Two years ago, Griffith was one of 10 students at the Lawton C. Johnson Summit Middle School, in New Jersey, to be selected for the school’s first TEDx program. Modelled on the popular TED talks, TEDx allows community organizations, towns and schools to put on their own version of a TED talk, featuring local experts, authorities or even teenagers, rather than nationally recognized figures.
More than 10,000 TEDx events have been held around the world since the program was launched in 2009, including those put on by schools like the one in Summit. To be recognized as an official TEDx event, organizers need to apply online for licensing and agree to TED’s detailed set of by-laws. What’s critical to the success of a youth-run TEDx program is the active participation of a teacher, says Salome Heusel, Deputy Director of TEDx.
At Summit, Randy Wallock provides that support. A 7th grade Language Arts teacher, Wallock had directed the school’s previous afterschool enrichment effort, known as the Scholar Laureate program, which involved writing lengthy research papers. “It had prestige to it, but the kids didn’t love it,” Wallock says. He wanted to replace it with something more dynamic and interesting, and stumbled on TEDx. “I thought it would be a good platform for enrichment,” he says. After applying for and receiving the TEDx license in the fall of 2012, he recruited teachers from special education, forensics and technology to make the program happen.
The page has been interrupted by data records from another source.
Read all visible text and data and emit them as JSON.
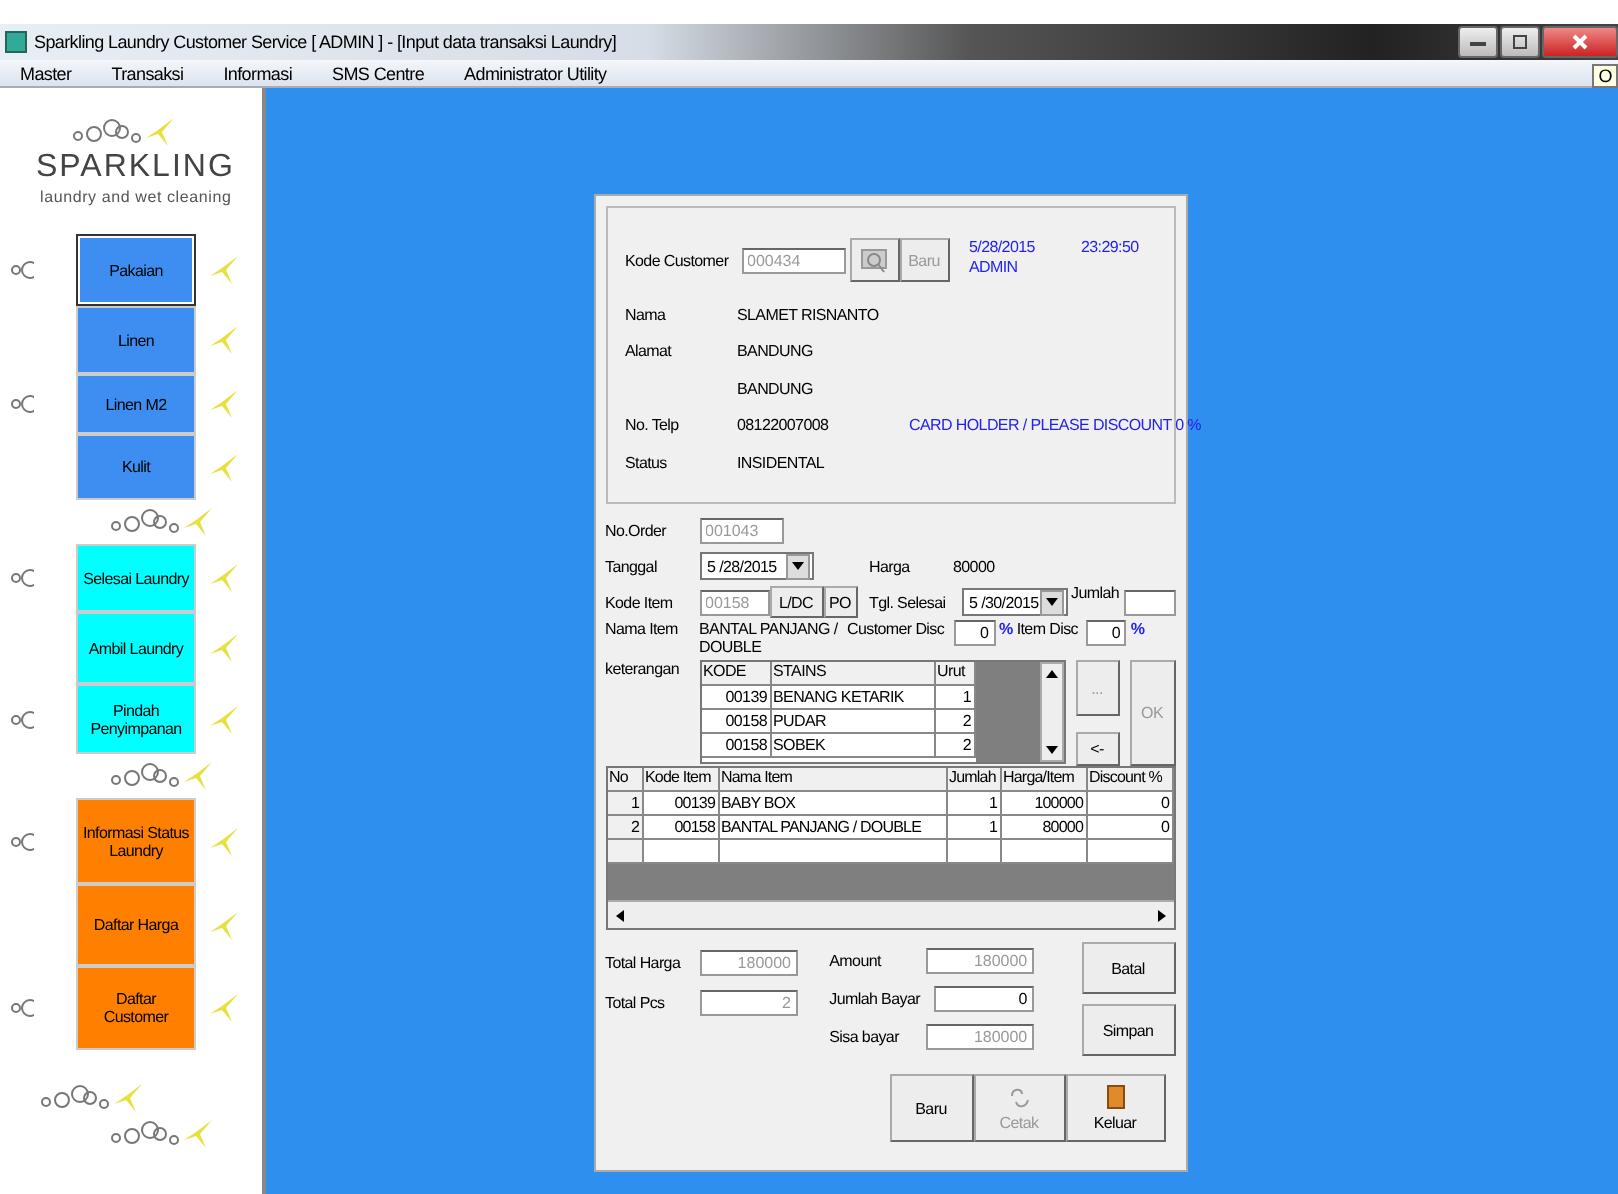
{
  "window": {
    "title": "Sparkling Laundry Customer Service [ ADMIN ] - [Input data transaksi Laundry]",
    "tooltip": "O"
  },
  "menu": [
    "Master",
    "Transaksi",
    "Informasi",
    "SMS Centre",
    "Administrator Utility"
  ],
  "brand": {
    "name": "SPARKLING",
    "tagline": "laundry and wet cleaning"
  },
  "sidebar": {
    "groups": [
      {
        "color": "#3d8ef0",
        "items": [
          {
            "label": "Pakaian",
            "selected": true
          },
          {
            "label": "Linen",
            "selected": false
          },
          {
            "label": "Linen M2",
            "selected": false
          },
          {
            "label": "Kulit",
            "selected": false
          }
        ]
      },
      {
        "color": "#00ffff",
        "items": [
          {
            "label": "Selesai Laundry",
            "selected": false
          },
          {
            "label": "Ambil Laundry",
            "selected": false
          },
          {
            "label": "Pindah Penyimpanan",
            "selected": false
          }
        ]
      },
      {
        "color": "#ff7f00",
        "items": [
          {
            "label": "Informasi Status Laundry",
            "selected": false
          },
          {
            "label": "Daftar Harga",
            "selected": false
          },
          {
            "label": "Daftar Customer",
            "selected": false
          }
        ]
      }
    ]
  },
  "customer": {
    "code_label": "Kode Customer",
    "code": "000434",
    "new_button": {
      "label": "Baru",
      "disabled": true
    },
    "date": "5/28/2015",
    "time": "23:29:50",
    "user": "ADMIN",
    "fields": [
      {
        "label": "Nama",
        "value": "SLAMET RISNANTO"
      },
      {
        "label": "Alamat",
        "value": "BANDUNG"
      },
      {
        "value": "BANDUNG"
      },
      {
        "label": "No. Telp",
        "value": "08122007008"
      },
      {
        "label": "Status",
        "value": "INSIDENTAL"
      }
    ],
    "notice": "CARD HOLDER / PLEASE DISCOUNT 0 %"
  },
  "order": {
    "no_label": "No.Order",
    "no": "001043",
    "date_label": "Tanggal",
    "date": "5 /28/2015",
    "price_label": "Harga",
    "price": "80000",
    "item_label": "Kode Item",
    "item_code": "00158",
    "ldc_button": "L/DC",
    "po_button": "PO",
    "finish_label": "Tgl. Selesai",
    "finish_date": "5 /30/2015",
    "qty_label": "Jumlah",
    "name_label": "Nama Item",
    "item_name": "BANTAL PANJANG / DOUBLE",
    "cust_disc_label": "Customer Disc",
    "cust_disc": "0",
    "item_disc_label": "Item Disc",
    "item_disc": "0",
    "percent": "%",
    "note_label": "keterangan",
    "stains": {
      "columns": [
        "KODE",
        "STAINS",
        "Urut"
      ],
      "rows": [
        [
          "00139",
          "BENANG KETARIK",
          "1"
        ],
        [
          "00158",
          "PUDAR",
          "2"
        ],
        [
          "00158",
          "SOBEK",
          "2"
        ]
      ]
    },
    "side_buttons": [
      {
        "label": "...",
        "disabled": true
      },
      {
        "label": "<-",
        "disabled": false
      },
      {
        "label": "OK",
        "disabled": true
      }
    ]
  },
  "items": {
    "columns": [
      "No",
      "Kode Item",
      "Nama Item",
      "Jumlah",
      "Harga/Item",
      "Discount %"
    ],
    "rows": [
      [
        "1",
        "00139",
        "BABY BOX",
        "1",
        "100000",
        "0"
      ],
      [
        "2",
        "00158",
        "BANTAL PANJANG / DOUBLE",
        "1",
        "80000",
        "0"
      ]
    ]
  },
  "totals": {
    "total_price_label": "Total Harga",
    "total_price": "180000",
    "total_pcs_label": "Total Pcs",
    "total_pcs": "2",
    "amount_label": "Amount",
    "amount": "180000",
    "paid_label": "Jumlah Bayar",
    "paid": "0",
    "rest_label": "Sisa bayar",
    "rest": "180000"
  },
  "buttons": [
    {
      "label": "Batal",
      "kind": "text",
      "disabled": false
    },
    {
      "label": "Simpan",
      "kind": "text",
      "disabled": false
    },
    {
      "label": "Baru",
      "kind": "text",
      "disabled": false
    },
    {
      "label": "Cetak",
      "kind": "print",
      "disabled": true
    },
    {
      "label": "Keluar",
      "kind": "exit",
      "disabled": false
    }
  ]
}
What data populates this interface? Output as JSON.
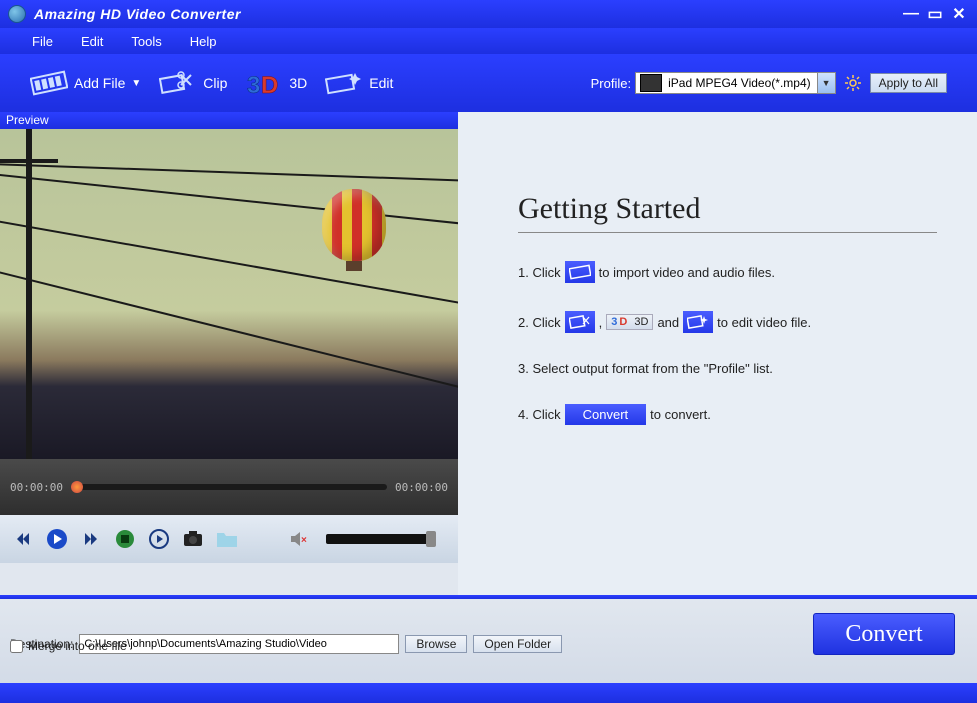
{
  "title": "Amazing HD Video Converter",
  "menu": {
    "file": "File",
    "edit": "Edit",
    "tools": "Tools",
    "help": "Help"
  },
  "toolbar": {
    "addfile": "Add File",
    "clip": "Clip",
    "threed": "3D",
    "edit": "Edit",
    "profile_label": "Profile:",
    "profile_value": "iPad MPEG4 Video(*.mp4)",
    "apply_all": "Apply to All"
  },
  "preview": {
    "label": "Preview",
    "time_start": "00:00:00",
    "time_end": "00:00:00"
  },
  "getting_started": {
    "title": "Getting Started",
    "s1a": "1. Click",
    "s1b": "to import video and audio files.",
    "s2a": "2. Click",
    "s2comma": ",",
    "s2_3d": "3D",
    "s2and": "and",
    "s2b": "to edit video file.",
    "s3": "3. Select output format from the \"Profile\" list.",
    "s4a": "4. Click",
    "s4_convert": "Convert",
    "s4b": "to convert."
  },
  "bottom": {
    "destination_label": "Destination:",
    "destination_value": "C:\\Users\\johnp\\Documents\\Amazing Studio\\Video",
    "browse": "Browse",
    "open_folder": "Open Folder",
    "merge": "Merge into one file",
    "convert": "Convert"
  }
}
Wallock recruited students that first year. “I wanted to take the kids who might not be getting A’s, but who might need a challenge,” he says. He told them that the TEDx club was a pilot program, and that together they would figure out how to develop their ideas, manage their time, and learn how to present a speech. “Collaboration was one of the biggest things,” Wallock says, “and giving kids autonomy, working at their own pace, and choice.”